Traduire des romans à l’aide de l’intelligence artificielle (IA) : c’est le pari audacieux et controversé que Veen Bosch & Keuning, la plus grande maison d’édition des Pays-Bas, a lancé en novembre 2024 avec le soutien de Simon & Schuster, maison d’édition britannique. À l’heure où l’IA s’invite dans tous les domaines, même la littérature n’est plus à l’abri.
Une telle initiative met en évidence l’importance culturelle de la traduction : sans elle, la littérature telle que nous la connaissons n’existerait pas. Les contes de fées que nous lisions enfants viennent des frères Grimm, les religions que l’on nous a enseignées trouvent leurs sources dans l’hébreu et l’araméen, et les mythes grecs eux-mêmes sont traduits. Bien souvent, nous ne réalisons même pas que nous lisons des traductions.
« Les auteurs devraient donner leur consentement afin d’entamer l’expérience », a annoncé le porte-parole de Veen Bosch & Keuning. Aucune explication officielle n’a été donnée, mais cette décision semble avant tout motivée par des raisons économiques. L’IA générative, gratuite et déjà largement utilisée pour la traduction technique, a modifié le travail des traducteurs spécialisés.
Quand la machine défie l’art
« Pourquoi l’auteur, qui a consacré du temps et de l’énergie à peser chaque phrase et à façonner chaque personnage, confierait-il la tâche de transmettre son message à un robot ?» s’interroge Frank Wynne, traducteur primé de Windows on the World de Frédéric Beigbeder, qui accuse l’édition de dévaloriser l’art de la traduction, désormais dominée par la logique du produit et du profit.
Les traducteurs, artisans invisibles
Les traducteurs ne sont pas de simples secrétaires chargés de transcrire un texte, mais de véritables auteurs qui le réécrivent dans leur propre langue à travers un processus à la fois complexe et profondément créatif.
Pourtant, ces artisans de l’ombre restent sous-payés et méconnus : Wynne confie devoir traduire près de cinq romans par an pour atteindre un revenu moyen. Qui plus est, « quand on lit un roman traduit, on ne sait presque jamais qui l’a traduit », déplore Michael Hofmann, lauréat de l’International Booker Prize, créé en 2016, en pointant du doigt l’invisibilité des traducteurs. Or, malgré son ambition de les mettre en lumière, le Prix n’a pas réellement tenu ses promesses : le nom des traducteurs des œuvres primées, publiées en anglais au Royaume-Uni, ne figure toujours pas sur la première de couverture.
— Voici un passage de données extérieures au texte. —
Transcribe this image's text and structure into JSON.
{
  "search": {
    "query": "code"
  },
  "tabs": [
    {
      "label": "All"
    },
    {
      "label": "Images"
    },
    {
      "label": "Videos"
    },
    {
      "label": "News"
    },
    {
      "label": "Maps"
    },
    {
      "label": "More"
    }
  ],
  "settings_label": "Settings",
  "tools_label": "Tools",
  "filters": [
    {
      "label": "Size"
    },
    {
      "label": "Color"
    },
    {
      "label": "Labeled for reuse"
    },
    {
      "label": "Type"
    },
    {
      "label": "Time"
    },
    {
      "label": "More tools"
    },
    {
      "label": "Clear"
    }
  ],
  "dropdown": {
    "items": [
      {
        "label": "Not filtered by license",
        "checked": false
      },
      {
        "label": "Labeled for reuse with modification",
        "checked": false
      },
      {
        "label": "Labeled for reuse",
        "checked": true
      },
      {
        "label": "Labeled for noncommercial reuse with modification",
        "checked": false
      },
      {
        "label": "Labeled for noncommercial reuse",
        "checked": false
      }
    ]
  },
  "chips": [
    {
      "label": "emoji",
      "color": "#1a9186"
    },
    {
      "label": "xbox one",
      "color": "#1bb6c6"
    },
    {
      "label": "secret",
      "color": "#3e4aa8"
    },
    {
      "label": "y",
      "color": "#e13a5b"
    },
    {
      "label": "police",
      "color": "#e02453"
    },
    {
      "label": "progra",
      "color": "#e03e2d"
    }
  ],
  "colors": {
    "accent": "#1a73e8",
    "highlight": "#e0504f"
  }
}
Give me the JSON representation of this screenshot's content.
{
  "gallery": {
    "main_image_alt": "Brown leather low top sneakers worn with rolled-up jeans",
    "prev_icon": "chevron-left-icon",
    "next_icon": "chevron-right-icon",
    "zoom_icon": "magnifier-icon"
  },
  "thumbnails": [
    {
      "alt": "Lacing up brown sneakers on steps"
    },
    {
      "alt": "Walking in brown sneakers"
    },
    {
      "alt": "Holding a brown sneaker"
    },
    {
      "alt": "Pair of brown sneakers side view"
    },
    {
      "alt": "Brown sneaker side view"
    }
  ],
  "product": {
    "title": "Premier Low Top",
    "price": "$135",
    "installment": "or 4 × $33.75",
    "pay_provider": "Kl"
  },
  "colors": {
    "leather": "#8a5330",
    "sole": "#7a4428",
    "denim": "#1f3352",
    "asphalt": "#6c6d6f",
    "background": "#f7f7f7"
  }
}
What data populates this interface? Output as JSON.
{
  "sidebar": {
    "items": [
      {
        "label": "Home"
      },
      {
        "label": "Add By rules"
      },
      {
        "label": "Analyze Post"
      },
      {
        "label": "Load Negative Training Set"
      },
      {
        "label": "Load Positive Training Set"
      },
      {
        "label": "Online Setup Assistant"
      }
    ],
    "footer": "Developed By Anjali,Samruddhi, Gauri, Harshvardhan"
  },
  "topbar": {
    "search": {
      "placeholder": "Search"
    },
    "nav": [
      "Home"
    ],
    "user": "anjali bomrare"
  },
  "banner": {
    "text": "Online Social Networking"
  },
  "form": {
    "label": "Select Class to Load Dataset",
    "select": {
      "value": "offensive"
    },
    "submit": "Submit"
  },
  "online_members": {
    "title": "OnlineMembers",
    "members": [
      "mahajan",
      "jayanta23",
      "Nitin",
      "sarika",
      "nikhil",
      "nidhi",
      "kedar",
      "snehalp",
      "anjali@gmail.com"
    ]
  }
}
Un paradoxe culturel et économique
Bien que le recours à l’IA ne concerne pour l’instant que les romans commerciaux, Veen Bosch & Keuning affirme ne pas prévoir son utilisation pour la fiction littéraire.
Pourtant, le paradoxe est frappant : les maisons d’édition cherchent à réduire les coûts grâce à l’IA, alors même que les ventes de romans traduits ont augmenté de 22 % entre 2021 et 2023, portées par des lecteurs de moins de 35 ans. Au moment où la traduction connaît un regain d’intérêt, l’industrie menace de la confier à des machines.
Les traducteurs littéraires ont toujours été les « cendrillons » de l’industrie de l’édition : ignorés et mal-payés. Et pourtant, ce sont eux qui, dans l’ombre, font vivre les mots des autres et tissent les ponts invisibles entre les cultures. Si la machine devait un jour prendre leur place, nous perdrions l’âme qui traverse nos textes. Car une langue traduite sans regard humain risque de devenir une langue sans profondeur. L’IA ne menace pas les traducteurs : elle menace notre culture.
Source: Claire ALLFREE (4 November 2024). « Make robots our translators and we risk cultural disaster », in The Telegraph, https://www.telegraph.co.uk/books/authors/translation-artificial-intelligence-authors/

Très intéressant, ça fait vraiment réfléchir au rôle de la traduction.
Article très intéressant et captivant!